Article 2 : Il est enjoint au ministre de l’intérieur de restituer dans un délai de trois mois à compter de la notification du présent jugement, les six points illégalement retirés par les décisions annulées à l’article 1er, dans la limite du capital de points affecté à son permis de conduire et sous réserve des infractions non prises en compte à la date des décisions attaquées.

Article 3 : Le surplus des conclusions de la requête est rejeté.

Article 4 : Le présent jugement sera notifié à M. A... B... et au ministre de l’intérieur.

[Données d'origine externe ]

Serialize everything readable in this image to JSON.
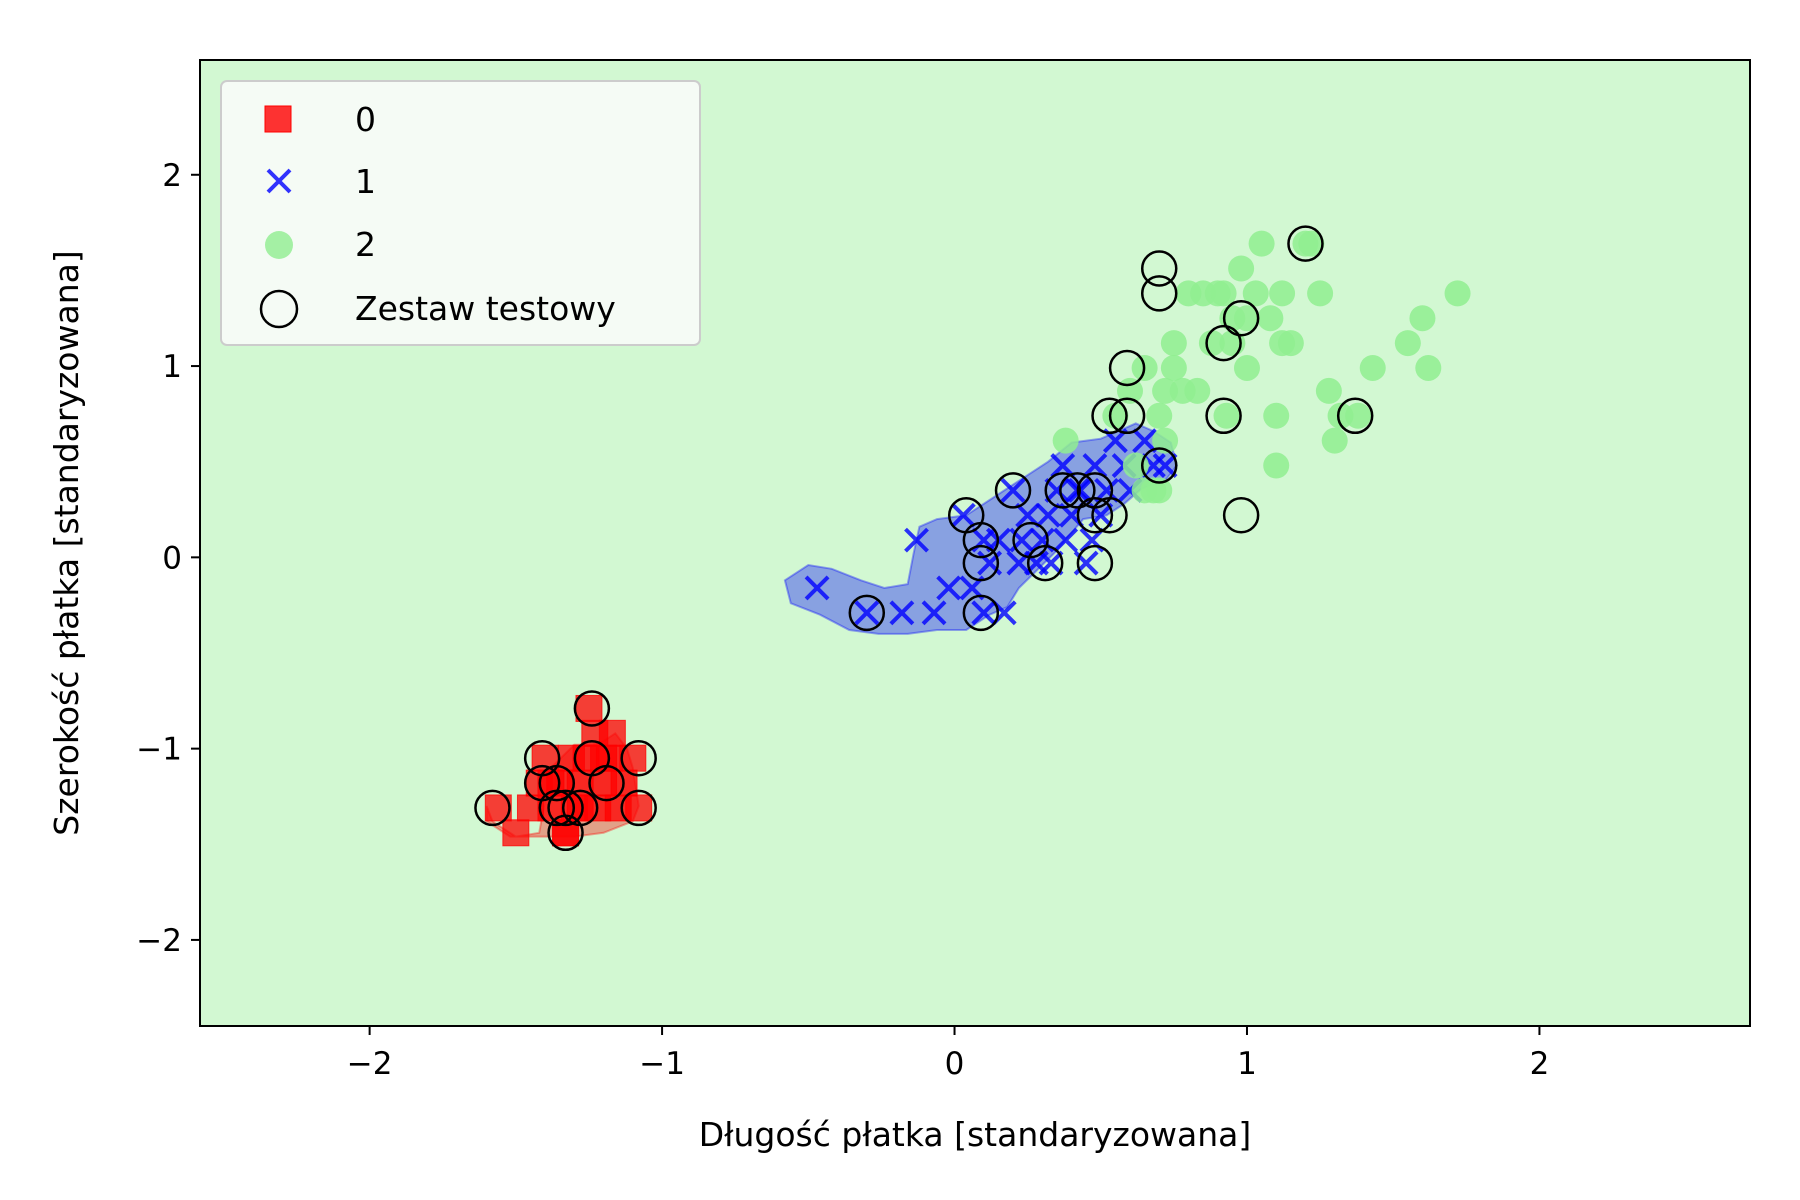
{
  "chart_data": {
    "type": "scatter",
    "title": "",
    "xlabel": "Długość płatka [standaryzowana]",
    "ylabel": "Szerokość płatka [standaryzowana]",
    "xlim": [
      -2.58,
      2.72
    ],
    "ylim": [
      -2.45,
      2.6
    ],
    "xticks": [
      -2,
      -1,
      0,
      1,
      2
    ],
    "yticks": [
      -2,
      -1,
      0,
      1,
      2
    ],
    "xtick_labels": [
      "−2",
      "−1",
      "0",
      "1",
      "2"
    ],
    "ytick_labels": [
      "−2",
      "−1",
      "0",
      "1",
      "2"
    ],
    "grid": false,
    "legend_position": "top-left",
    "background_region_color": "#d2f8d2",
    "series": [
      {
        "name": "0",
        "marker": "square",
        "color": "#ff0000",
        "x": [
          -1.56,
          -1.5,
          -1.45,
          -1.42,
          -1.4,
          -1.38,
          -1.35,
          -1.33,
          -1.31,
          -1.3,
          -1.28,
          -1.26,
          -1.25,
          -1.23,
          -1.22,
          -1.2,
          -1.18,
          -1.17,
          -1.15,
          -1.13,
          -1.1,
          -1.08,
          -1.33,
          -1.28,
          -1.2,
          -1.38
        ],
        "y": [
          -1.31,
          -1.44,
          -1.31,
          -1.18,
          -1.05,
          -1.31,
          -1.18,
          -1.44,
          -1.05,
          -1.31,
          -1.18,
          -1.05,
          -0.79,
          -0.92,
          -1.31,
          -1.18,
          -1.05,
          -0.92,
          -1.31,
          -1.18,
          -1.05,
          -1.31,
          -1.44,
          -1.31,
          -1.05,
          -1.18
        ]
      },
      {
        "name": "1",
        "marker": "x",
        "color": "#0000ff",
        "x": [
          -0.47,
          -0.3,
          -0.18,
          -0.13,
          -0.07,
          -0.02,
          0.03,
          0.06,
          0.1,
          0.12,
          0.15,
          0.17,
          0.2,
          0.23,
          0.25,
          0.28,
          0.3,
          0.32,
          0.35,
          0.37,
          0.38,
          0.4,
          0.42,
          0.45,
          0.47,
          0.48,
          0.5,
          0.52,
          0.55,
          0.58,
          0.6,
          0.65,
          0.68,
          0.72,
          0.1,
          0.22,
          0.33,
          0.43
        ],
        "y": [
          -0.16,
          -0.29,
          -0.29,
          0.09,
          -0.29,
          -0.16,
          0.22,
          -0.16,
          0.09,
          -0.03,
          0.09,
          -0.29,
          0.35,
          0.09,
          0.22,
          -0.03,
          0.09,
          0.22,
          0.35,
          0.48,
          0.09,
          0.22,
          0.35,
          -0.03,
          0.09,
          0.48,
          0.22,
          0.35,
          0.61,
          0.48,
          0.35,
          0.61,
          0.48,
          0.48,
          -0.29,
          -0.03,
          -0.03,
          0.35
        ]
      },
      {
        "name": "2",
        "marker": "circle",
        "color": "#90ee90",
        "x": [
          0.38,
          0.55,
          0.6,
          0.65,
          0.7,
          0.72,
          0.75,
          0.8,
          0.83,
          0.88,
          0.9,
          0.93,
          0.95,
          0.98,
          1.0,
          1.03,
          1.05,
          1.08,
          1.1,
          1.12,
          1.15,
          1.2,
          1.22,
          1.25,
          1.28,
          1.32,
          1.38,
          1.43,
          1.55,
          1.6,
          1.62,
          1.72,
          0.65,
          0.7,
          0.75,
          0.85,
          0.95,
          1.0,
          1.1,
          0.62,
          0.68,
          0.72,
          0.78,
          0.92,
          1.12,
          1.3
        ],
        "y": [
          0.61,
          0.74,
          0.87,
          0.99,
          0.74,
          0.87,
          0.99,
          1.38,
          0.87,
          1.12,
          1.38,
          0.74,
          1.25,
          1.51,
          0.99,
          1.38,
          1.64,
          1.25,
          0.74,
          1.38,
          1.12,
          1.64,
          1.64,
          1.38,
          0.87,
          0.74,
          0.74,
          0.99,
          1.12,
          1.25,
          0.99,
          1.38,
          0.35,
          0.35,
          1.12,
          1.38,
          1.12,
          1.25,
          0.48,
          0.48,
          0.35,
          0.61,
          0.87,
          1.38,
          1.12,
          0.61
        ]
      },
      {
        "name": "Zestaw testowy",
        "marker": "open-circle",
        "color": "#000000",
        "x": [
          -1.58,
          -1.41,
          -1.41,
          -1.36,
          -1.36,
          -1.33,
          -1.33,
          -1.28,
          -1.24,
          -1.24,
          -1.19,
          -1.08,
          -1.08,
          -0.3,
          0.04,
          0.09,
          0.09,
          0.09,
          0.2,
          0.26,
          0.31,
          0.37,
          0.42,
          0.48,
          0.48,
          0.48,
          0.53,
          0.53,
          0.59,
          0.59,
          0.7,
          0.7,
          0.7,
          0.92,
          0.92,
          0.98,
          0.98,
          1.2,
          1.37
        ],
        "y": [
          -1.31,
          -1.05,
          -1.18,
          -1.31,
          -1.18,
          -1.31,
          -1.44,
          -1.31,
          -0.79,
          -1.05,
          -1.18,
          -1.05,
          -1.31,
          -0.29,
          0.22,
          -0.29,
          -0.03,
          0.09,
          0.35,
          0.09,
          -0.03,
          0.35,
          0.35,
          -0.03,
          0.22,
          0.35,
          0.22,
          0.74,
          0.74,
          0.99,
          0.48,
          1.38,
          1.51,
          0.74,
          1.12,
          0.22,
          1.25,
          1.64,
          0.74
        ]
      }
    ],
    "decision_regions": [
      {
        "class": "0",
        "color": "#ff0000",
        "polygon_x": [
          -1.6,
          -1.58,
          -1.5,
          -1.42,
          -1.38,
          -1.3,
          -1.24,
          -1.2,
          -1.16,
          -1.12,
          -1.1,
          -1.08,
          -1.1,
          -1.2,
          -1.3,
          -1.42,
          -1.52,
          -1.6
        ],
        "polygon_y": [
          -1.3,
          -1.38,
          -1.46,
          -1.44,
          -1.1,
          -0.98,
          -0.98,
          -0.96,
          -0.92,
          -1.0,
          -1.1,
          -1.3,
          -1.38,
          -1.44,
          -1.46,
          -1.46,
          -1.46,
          -1.38
        ]
      },
      {
        "class": "1",
        "color": "#0000ff",
        "polygon_x": [
          -0.58,
          -0.5,
          -0.42,
          -0.32,
          -0.24,
          -0.16,
          -0.14,
          -0.12,
          -0.06,
          0.04,
          0.12,
          0.22,
          0.32,
          0.4,
          0.5,
          0.56,
          0.62,
          0.68,
          0.74,
          0.76,
          0.72,
          0.64,
          0.58,
          0.52,
          0.44,
          0.34,
          0.26,
          0.22,
          0.18,
          0.12,
          0.04,
          -0.06,
          -0.16,
          -0.26,
          -0.36,
          -0.46,
          -0.56
        ],
        "polygon_y": [
          -0.12,
          -0.04,
          -0.06,
          -0.12,
          -0.16,
          -0.14,
          0.02,
          0.16,
          0.2,
          0.22,
          0.3,
          0.4,
          0.5,
          0.6,
          0.62,
          0.66,
          0.7,
          0.66,
          0.6,
          0.48,
          0.4,
          0.36,
          0.28,
          0.22,
          0.2,
          0.02,
          -0.1,
          -0.16,
          -0.26,
          -0.3,
          -0.38,
          -0.38,
          -0.4,
          -0.4,
          -0.38,
          -0.3,
          -0.24
        ]
      }
    ]
  }
}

Délibéré après l'audience du 8 janvier 2026, à laquelle siégeaient :

M. Descombes, président,
M. Le Bonniec, premier conseiller,
Mme le Berre, première conseillère

Rendu public par mise à disposition au greffe le 22 janvier 2026.


Le président-rapporteur,
Signé
G. Descombes
L’assesseur le plus ancien,
Signé
J. Le Bonniec


Le greffier,


Signé


J-M. Riaud

La République mande et ordonne au ministre de l’intérieur en ce qui le concerne ou à tous commissaires de justice à ce requis en ce qui concerne les voies de droit commun, contre les parties privées, de pourvoir à l'exécution de la présente décision.